HMS Dauntless (1808)

For other ships of the same name, see HMS Dauntless.
Career (United Kingdom)
Name: HMS Dauntless
Builder: Deptford Dockyard
Launched: 20 December 1808
Commissioned: July 1809
Decommissioned: October 1823
Fate: Sold 1825
General characteristics
Class and type:Cormorant-class ship-sloop
Tons burthen:422 bm
Length:108 ft 4 in (33.02 m)
Beam:29 ft 7 in (9.02 m)
Depth of hold:9 ft (2.7 m)
Sail plan:Ship
Complement:121
Armament:16 x 32-pounder carronades + 8 x 18-pounder carronades + 2 x 6-pounder bow chasers

The second HMS Dauntless was a Cormorant-class ship-sloop of the Royal Navy. She was sold in 1823.

Construction

Dauntless was built in Deptford Dockyard as a Cormorant-class ship-sloop. She was launched on 20 December 1808 and commissioned in July 1809.

Operational history

Her first service was in November 1809, when she escorted a convoy to the African coast, returning in early 1810 to cruise against enemy shipping in the North Sea and to escort convoys to North Russia. In the autumn of 1811 she was sent to the Cork Station.

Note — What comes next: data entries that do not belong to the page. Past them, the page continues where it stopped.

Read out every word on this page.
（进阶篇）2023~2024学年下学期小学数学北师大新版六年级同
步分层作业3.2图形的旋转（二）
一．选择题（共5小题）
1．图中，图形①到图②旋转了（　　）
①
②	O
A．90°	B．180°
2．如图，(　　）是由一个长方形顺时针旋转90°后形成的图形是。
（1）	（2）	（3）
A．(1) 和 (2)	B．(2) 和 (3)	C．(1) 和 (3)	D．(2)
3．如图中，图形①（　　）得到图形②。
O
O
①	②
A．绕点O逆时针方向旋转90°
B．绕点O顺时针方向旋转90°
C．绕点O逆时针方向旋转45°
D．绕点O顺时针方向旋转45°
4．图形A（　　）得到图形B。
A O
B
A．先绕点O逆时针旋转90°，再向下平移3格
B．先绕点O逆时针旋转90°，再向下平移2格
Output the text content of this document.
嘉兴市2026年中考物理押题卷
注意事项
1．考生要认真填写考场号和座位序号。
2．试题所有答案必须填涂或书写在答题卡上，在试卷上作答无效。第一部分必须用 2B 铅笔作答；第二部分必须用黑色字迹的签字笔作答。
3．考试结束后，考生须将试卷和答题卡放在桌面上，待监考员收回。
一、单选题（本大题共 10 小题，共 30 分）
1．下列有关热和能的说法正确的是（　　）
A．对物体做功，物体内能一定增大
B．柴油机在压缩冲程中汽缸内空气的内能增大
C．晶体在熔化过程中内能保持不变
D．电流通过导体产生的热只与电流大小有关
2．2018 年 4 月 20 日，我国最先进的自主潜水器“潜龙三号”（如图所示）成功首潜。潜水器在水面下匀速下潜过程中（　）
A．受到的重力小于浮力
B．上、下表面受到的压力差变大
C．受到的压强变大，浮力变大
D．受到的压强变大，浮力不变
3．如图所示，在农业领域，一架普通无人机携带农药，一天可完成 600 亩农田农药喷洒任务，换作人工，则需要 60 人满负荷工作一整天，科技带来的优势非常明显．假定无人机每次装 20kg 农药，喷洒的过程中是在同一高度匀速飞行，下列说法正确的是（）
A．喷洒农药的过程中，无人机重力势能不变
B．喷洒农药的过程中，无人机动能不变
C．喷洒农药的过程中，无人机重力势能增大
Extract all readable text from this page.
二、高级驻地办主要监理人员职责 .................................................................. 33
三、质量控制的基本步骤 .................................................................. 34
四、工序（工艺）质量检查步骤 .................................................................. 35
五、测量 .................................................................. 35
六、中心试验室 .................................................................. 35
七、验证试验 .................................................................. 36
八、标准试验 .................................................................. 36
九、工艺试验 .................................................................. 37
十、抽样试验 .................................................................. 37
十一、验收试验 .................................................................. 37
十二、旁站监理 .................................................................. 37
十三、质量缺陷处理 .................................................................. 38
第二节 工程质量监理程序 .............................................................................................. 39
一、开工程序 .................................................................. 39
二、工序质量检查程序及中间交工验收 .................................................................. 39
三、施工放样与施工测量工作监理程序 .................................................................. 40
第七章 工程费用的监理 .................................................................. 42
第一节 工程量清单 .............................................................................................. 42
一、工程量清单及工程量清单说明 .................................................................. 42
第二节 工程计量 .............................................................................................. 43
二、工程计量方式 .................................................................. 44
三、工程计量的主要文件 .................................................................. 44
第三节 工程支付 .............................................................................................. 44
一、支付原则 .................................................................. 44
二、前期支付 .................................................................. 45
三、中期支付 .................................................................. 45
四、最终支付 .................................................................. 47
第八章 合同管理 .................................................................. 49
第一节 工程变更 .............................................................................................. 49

After refitting at Portsmouth in early 1814 tibbs served on the Newfoundland Station. On 22 May Dauntless and Cyane were in company when they recaptured the Aeolus.[Note 1]

In January 1816, as the Royal Navy contracted after the end of the Napoleonic Wars, she paid off at Portsmouth.

In November 1818, she was recommissioned for service in the East Indies. Over the next five years, Dauntless visited China, New Zealand, South America, the Pacific archipelagos and New South Wales. Her Captain, George Gambier, in company with members of the Philosophical Society of Australasia fixed a suitably engraved bronze tablet on a "beetling rock" on the south head of Botany Bay to commemorate the first landing of Captain James Cook and Sir Joseph Banks in Australia in 1770. The tablet has not been seen for some years. Dauntless sailed through Torres Strait to Trincomalee to rejoin the fleet, and returned to Portsmouth to pay off in October 1823.

Fate

She was sold for breaking in 1825.[2]

Commanding officers

From Until Captain[2]
1809 Lt Whitman RN (died on the African Station)
2 May 1810 Lt Daniel Barber RN
November 1818 Captain Hon. Valentine Gardner RN
June 1821October 1823 Captain George Cornish Gambier RN

Footnotes

Notes
  1. A first-class share of the salvage, as remitted from Newfoundland, was worth £66 7s 9d; a sixth-class share, that of an ordinary seaman, was worth £1 3s 9d.[1]
Citations
  1. The London Gazette: no. 16943. p. 2009. 8 October 1814.
  2. 2.0 2.1 "Age of Nelson website". Retrieved 2009-08-15.